Taxpayers are not allowed to utilize the standard mileage rate if:
- More than five vehicles are used at the same time by the business (fleet operation);
- Utilized a method of depreciation other than straight-line depreciation;
- Claimed a Section 179 deduction for the vehicle;
- Claimed special depreciation allowance for the vehicle;
- Rural mail carriers who receive qualified mileage reimbursement; or
- Utilizes an employer provided auto and incurs unreimbursed auto expenses.

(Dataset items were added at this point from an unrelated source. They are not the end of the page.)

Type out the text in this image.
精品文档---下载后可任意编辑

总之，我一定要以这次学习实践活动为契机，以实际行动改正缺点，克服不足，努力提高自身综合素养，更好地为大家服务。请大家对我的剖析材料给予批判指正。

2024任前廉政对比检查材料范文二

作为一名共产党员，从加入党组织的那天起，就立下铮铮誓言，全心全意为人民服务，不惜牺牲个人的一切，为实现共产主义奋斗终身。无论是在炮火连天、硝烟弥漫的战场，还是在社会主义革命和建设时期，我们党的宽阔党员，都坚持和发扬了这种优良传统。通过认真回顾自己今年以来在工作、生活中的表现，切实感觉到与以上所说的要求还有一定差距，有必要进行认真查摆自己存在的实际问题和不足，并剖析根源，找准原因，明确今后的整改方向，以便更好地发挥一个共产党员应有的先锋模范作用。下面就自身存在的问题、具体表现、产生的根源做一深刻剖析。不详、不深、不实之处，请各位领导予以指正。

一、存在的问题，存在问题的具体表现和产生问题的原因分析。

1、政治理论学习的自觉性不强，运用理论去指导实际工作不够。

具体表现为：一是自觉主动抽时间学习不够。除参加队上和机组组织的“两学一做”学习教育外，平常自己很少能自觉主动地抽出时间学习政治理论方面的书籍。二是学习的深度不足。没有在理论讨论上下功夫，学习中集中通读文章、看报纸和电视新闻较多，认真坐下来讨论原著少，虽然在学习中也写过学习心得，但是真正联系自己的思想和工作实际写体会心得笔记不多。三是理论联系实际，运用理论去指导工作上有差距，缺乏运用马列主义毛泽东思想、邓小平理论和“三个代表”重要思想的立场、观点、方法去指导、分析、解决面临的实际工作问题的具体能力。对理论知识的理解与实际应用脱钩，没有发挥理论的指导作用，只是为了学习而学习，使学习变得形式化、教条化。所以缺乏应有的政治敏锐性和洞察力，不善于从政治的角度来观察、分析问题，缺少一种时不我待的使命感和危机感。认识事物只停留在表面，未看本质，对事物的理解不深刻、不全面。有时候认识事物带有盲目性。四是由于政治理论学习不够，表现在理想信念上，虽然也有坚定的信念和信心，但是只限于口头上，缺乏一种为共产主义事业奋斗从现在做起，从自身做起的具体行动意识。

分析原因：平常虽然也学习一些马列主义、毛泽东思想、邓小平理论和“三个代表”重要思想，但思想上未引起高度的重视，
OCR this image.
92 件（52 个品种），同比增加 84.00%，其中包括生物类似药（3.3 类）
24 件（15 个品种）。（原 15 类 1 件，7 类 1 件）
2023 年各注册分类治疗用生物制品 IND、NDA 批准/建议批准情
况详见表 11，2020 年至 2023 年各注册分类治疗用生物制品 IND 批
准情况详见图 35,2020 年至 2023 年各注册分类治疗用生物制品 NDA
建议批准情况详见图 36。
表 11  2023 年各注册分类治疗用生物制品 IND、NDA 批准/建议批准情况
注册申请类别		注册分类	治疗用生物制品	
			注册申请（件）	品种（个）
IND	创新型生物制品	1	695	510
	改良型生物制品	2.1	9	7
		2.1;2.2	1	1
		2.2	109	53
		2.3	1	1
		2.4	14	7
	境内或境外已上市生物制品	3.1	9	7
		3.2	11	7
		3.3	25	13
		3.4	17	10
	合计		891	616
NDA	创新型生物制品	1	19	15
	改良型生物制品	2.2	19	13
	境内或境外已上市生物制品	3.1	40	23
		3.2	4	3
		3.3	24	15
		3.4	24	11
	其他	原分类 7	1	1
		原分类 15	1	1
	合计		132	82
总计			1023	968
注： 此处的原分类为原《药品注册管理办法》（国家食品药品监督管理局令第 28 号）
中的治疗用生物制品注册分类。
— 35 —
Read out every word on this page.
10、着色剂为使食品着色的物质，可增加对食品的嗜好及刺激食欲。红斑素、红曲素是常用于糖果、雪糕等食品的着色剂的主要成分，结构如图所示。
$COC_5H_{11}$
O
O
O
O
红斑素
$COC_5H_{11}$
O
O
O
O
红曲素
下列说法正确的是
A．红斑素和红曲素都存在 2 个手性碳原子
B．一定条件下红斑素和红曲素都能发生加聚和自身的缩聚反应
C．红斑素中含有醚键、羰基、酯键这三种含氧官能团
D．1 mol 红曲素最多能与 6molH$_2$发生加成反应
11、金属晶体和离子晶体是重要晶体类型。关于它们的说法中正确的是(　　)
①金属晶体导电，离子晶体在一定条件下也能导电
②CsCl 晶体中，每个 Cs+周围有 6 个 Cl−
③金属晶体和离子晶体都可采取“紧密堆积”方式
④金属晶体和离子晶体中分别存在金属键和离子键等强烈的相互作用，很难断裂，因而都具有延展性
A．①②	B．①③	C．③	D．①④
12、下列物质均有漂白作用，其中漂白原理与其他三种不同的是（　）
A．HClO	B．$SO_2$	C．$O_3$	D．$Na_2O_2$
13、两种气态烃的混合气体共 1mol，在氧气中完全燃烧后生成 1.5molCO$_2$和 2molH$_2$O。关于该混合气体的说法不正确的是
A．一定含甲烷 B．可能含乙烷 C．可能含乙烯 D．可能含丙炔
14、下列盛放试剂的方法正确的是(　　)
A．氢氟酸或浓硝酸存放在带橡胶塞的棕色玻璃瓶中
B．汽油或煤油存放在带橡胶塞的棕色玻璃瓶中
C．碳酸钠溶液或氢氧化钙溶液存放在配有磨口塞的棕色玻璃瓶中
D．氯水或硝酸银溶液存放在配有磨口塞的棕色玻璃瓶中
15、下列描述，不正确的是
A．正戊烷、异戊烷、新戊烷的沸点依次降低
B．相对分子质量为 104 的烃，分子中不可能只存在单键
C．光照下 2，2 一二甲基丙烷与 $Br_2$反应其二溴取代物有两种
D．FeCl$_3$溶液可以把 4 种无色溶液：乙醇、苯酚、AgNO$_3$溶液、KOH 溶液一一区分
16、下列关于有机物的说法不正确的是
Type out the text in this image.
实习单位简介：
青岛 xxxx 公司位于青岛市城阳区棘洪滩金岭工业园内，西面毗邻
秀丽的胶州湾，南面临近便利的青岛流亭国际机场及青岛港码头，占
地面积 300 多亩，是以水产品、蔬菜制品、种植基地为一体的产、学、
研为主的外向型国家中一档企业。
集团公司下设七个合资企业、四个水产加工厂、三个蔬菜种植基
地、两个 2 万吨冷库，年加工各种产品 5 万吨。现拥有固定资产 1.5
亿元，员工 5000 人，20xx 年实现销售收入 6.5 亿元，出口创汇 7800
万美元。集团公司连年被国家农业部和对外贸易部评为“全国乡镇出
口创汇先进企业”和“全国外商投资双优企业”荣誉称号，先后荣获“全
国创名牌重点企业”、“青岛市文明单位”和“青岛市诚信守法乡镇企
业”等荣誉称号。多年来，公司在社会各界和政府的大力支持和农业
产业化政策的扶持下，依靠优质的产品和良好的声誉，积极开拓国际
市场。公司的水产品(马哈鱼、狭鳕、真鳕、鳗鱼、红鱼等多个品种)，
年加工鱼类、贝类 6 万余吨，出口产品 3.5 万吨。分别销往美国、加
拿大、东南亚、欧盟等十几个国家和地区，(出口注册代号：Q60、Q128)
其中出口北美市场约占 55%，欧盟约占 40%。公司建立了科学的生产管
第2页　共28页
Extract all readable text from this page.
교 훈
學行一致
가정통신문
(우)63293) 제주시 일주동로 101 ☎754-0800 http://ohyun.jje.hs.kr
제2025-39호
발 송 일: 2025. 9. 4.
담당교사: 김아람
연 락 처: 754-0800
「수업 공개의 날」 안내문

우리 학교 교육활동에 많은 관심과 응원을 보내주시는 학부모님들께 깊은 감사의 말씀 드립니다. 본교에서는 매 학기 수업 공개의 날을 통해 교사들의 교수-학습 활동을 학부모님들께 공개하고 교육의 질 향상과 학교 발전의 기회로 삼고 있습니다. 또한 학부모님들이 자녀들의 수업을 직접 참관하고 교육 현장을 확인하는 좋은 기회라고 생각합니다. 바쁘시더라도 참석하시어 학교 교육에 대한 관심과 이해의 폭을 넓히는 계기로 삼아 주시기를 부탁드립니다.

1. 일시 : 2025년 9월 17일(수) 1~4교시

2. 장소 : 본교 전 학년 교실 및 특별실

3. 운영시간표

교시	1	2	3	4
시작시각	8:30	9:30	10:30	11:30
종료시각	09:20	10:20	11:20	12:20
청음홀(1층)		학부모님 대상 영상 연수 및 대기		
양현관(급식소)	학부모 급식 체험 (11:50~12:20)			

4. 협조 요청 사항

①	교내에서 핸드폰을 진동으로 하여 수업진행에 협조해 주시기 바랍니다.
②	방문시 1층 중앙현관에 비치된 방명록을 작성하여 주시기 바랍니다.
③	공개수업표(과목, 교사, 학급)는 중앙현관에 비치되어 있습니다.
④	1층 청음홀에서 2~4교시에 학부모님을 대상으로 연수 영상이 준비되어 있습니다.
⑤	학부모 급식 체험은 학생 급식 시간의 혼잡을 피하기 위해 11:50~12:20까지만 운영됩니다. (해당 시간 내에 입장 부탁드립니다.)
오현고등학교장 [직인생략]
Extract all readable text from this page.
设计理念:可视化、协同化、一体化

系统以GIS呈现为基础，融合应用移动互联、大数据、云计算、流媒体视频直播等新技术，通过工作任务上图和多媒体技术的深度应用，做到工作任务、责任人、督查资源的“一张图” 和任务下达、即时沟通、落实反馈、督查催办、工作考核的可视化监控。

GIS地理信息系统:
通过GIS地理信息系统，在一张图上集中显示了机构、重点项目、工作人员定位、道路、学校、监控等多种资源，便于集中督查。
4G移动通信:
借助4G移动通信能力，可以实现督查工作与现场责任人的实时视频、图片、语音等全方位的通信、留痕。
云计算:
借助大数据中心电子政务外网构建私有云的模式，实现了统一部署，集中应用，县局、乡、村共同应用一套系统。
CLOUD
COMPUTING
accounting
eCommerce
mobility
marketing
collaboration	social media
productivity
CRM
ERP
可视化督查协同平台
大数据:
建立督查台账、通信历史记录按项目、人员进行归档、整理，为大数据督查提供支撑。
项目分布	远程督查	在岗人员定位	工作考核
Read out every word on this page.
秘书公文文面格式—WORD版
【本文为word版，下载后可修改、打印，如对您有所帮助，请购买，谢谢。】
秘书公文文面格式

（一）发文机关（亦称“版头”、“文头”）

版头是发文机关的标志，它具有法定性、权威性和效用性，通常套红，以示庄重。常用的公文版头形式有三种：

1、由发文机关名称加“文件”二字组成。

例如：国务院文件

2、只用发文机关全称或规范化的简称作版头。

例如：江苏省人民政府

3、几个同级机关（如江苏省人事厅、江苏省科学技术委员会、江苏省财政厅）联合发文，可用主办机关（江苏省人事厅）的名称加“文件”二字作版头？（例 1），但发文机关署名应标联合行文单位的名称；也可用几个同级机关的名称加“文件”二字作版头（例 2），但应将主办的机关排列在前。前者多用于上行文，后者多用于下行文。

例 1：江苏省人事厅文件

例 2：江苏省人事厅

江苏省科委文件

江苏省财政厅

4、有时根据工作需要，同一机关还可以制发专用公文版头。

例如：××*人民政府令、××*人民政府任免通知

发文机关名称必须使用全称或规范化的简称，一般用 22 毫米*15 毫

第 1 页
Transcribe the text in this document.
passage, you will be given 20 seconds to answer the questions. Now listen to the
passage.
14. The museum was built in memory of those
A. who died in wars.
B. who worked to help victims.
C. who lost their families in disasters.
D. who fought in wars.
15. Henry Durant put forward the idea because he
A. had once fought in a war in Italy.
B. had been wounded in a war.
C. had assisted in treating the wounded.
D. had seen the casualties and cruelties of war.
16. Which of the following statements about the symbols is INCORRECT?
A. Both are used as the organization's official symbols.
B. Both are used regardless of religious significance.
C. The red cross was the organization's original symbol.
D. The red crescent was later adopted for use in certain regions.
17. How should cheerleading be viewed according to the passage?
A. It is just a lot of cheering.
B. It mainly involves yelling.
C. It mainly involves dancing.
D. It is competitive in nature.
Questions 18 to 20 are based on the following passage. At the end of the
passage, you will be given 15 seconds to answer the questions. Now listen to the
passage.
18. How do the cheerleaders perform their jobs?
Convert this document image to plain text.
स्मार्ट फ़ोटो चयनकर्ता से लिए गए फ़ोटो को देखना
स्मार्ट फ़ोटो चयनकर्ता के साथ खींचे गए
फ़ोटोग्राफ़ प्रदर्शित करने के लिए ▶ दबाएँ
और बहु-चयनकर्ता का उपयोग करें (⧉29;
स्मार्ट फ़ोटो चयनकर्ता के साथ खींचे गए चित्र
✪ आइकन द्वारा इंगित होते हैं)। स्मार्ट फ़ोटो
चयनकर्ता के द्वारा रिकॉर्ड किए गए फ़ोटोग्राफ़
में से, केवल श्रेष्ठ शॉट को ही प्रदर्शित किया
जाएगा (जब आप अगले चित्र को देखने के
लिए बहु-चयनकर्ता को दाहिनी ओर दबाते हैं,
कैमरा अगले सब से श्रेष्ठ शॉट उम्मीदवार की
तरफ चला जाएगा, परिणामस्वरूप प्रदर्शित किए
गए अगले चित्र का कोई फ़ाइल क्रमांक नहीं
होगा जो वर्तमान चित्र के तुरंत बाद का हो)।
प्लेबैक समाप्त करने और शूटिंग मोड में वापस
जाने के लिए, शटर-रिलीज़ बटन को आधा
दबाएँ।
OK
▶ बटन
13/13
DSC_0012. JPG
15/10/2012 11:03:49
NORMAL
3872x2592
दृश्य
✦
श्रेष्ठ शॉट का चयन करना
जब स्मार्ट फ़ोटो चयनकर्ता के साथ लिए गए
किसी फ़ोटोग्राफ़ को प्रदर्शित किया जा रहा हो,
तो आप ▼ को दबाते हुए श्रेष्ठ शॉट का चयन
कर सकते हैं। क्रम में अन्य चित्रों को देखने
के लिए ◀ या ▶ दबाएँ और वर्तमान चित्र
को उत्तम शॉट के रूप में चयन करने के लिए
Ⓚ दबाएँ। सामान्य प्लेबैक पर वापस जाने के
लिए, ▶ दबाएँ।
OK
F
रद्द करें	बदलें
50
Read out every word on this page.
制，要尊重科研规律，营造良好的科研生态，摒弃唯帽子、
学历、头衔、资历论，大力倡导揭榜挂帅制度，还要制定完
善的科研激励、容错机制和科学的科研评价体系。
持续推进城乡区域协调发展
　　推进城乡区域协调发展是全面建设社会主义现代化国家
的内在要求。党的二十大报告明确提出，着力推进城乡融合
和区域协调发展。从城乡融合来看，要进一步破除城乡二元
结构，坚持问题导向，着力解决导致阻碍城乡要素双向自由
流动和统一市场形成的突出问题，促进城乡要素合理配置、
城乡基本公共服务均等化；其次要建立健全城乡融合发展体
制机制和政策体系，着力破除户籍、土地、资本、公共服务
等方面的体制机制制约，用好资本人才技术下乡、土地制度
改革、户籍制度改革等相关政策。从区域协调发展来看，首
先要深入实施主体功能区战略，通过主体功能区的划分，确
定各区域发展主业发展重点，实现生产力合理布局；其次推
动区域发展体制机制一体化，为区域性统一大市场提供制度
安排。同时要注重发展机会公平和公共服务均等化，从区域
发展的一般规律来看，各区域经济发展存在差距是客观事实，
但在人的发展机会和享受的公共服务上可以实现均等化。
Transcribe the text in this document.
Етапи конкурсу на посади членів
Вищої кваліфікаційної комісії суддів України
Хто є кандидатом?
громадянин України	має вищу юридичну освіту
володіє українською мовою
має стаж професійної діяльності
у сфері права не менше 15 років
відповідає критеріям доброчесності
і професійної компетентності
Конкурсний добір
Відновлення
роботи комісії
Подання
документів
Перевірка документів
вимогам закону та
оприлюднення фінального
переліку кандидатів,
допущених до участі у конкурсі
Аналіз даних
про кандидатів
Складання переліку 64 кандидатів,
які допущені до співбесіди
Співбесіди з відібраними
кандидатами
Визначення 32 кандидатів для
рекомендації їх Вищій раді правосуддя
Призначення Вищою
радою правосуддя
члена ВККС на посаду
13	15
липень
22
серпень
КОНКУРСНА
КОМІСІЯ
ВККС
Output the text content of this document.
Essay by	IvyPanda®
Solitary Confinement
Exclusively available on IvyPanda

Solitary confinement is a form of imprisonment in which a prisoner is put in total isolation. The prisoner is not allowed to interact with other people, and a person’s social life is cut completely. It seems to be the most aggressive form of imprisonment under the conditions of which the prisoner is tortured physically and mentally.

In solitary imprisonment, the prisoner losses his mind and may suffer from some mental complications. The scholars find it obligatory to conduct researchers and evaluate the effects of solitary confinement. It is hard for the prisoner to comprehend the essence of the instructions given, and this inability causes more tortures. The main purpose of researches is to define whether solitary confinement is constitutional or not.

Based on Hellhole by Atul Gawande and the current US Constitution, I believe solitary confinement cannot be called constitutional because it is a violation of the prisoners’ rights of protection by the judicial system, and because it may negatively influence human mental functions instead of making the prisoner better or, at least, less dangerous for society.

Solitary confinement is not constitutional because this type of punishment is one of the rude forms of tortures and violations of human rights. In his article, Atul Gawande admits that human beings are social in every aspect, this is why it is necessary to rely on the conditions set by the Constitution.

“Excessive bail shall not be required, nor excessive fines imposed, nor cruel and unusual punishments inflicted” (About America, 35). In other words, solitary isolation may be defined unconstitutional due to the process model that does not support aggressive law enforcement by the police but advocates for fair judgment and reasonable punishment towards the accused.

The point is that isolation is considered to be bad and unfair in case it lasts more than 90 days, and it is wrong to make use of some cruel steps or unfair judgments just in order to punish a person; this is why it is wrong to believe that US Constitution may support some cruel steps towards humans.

Since the passage of the Tax Cuts and Jobs Act of 2017 (TCJA), the deduction for using an automobile as an employee is not currently allowed for most taxpayers due to the suspension of miscellaneous itemized deductions that are subject to the 2 percent Adjusted Gross Income (AGI) limit. While TCJA does not allow for moving expenses, active-duty members of the military may be entitled to the deduction. However, reimbursements under accountable plans are still allowed. Additionally, qualified Armed Forces reservists, fee basis government officials, and certain performing artists may be eligible to claim unreimbursed travel expenses as an adjustment to gross income.
As listed property, a taxpayer must keep adequate records to substantiate qualified business use greater than 50 percent. Records should include date, amount, place, business purpose for the transportation or travel expense. Sampling can be utilized to establish a greater than 50 percent use; however, a taxpayer should still maintain adequate records to verify total mileage claimed. Additionally, taxpayers should maintain substantiation for expenses that are not included in the standard mileage rate as previously discussed.
For further information on utilization of standard mileage rate, the following references are available:
- IRS Publication 463, Travel, Gift, and Car Expenses
- IRS Publication 946, How to Depreciate Property
- Proc. 2021-31
- Proc. 2004-64
- Ruling 99-7
- IRS Notice 2022-03
- IRC §280(F), Limitation on depreciation for luxury automobiles; limitation where certain property used for personal purposes.
Joe Morris, CPA, is the principal and shareholder of Morris Tax and Accounting PLLC in Stigler, Okla. He has more than 15 years of experience in tax and accounting and is a current member of the OSCPA's Taxation Committee.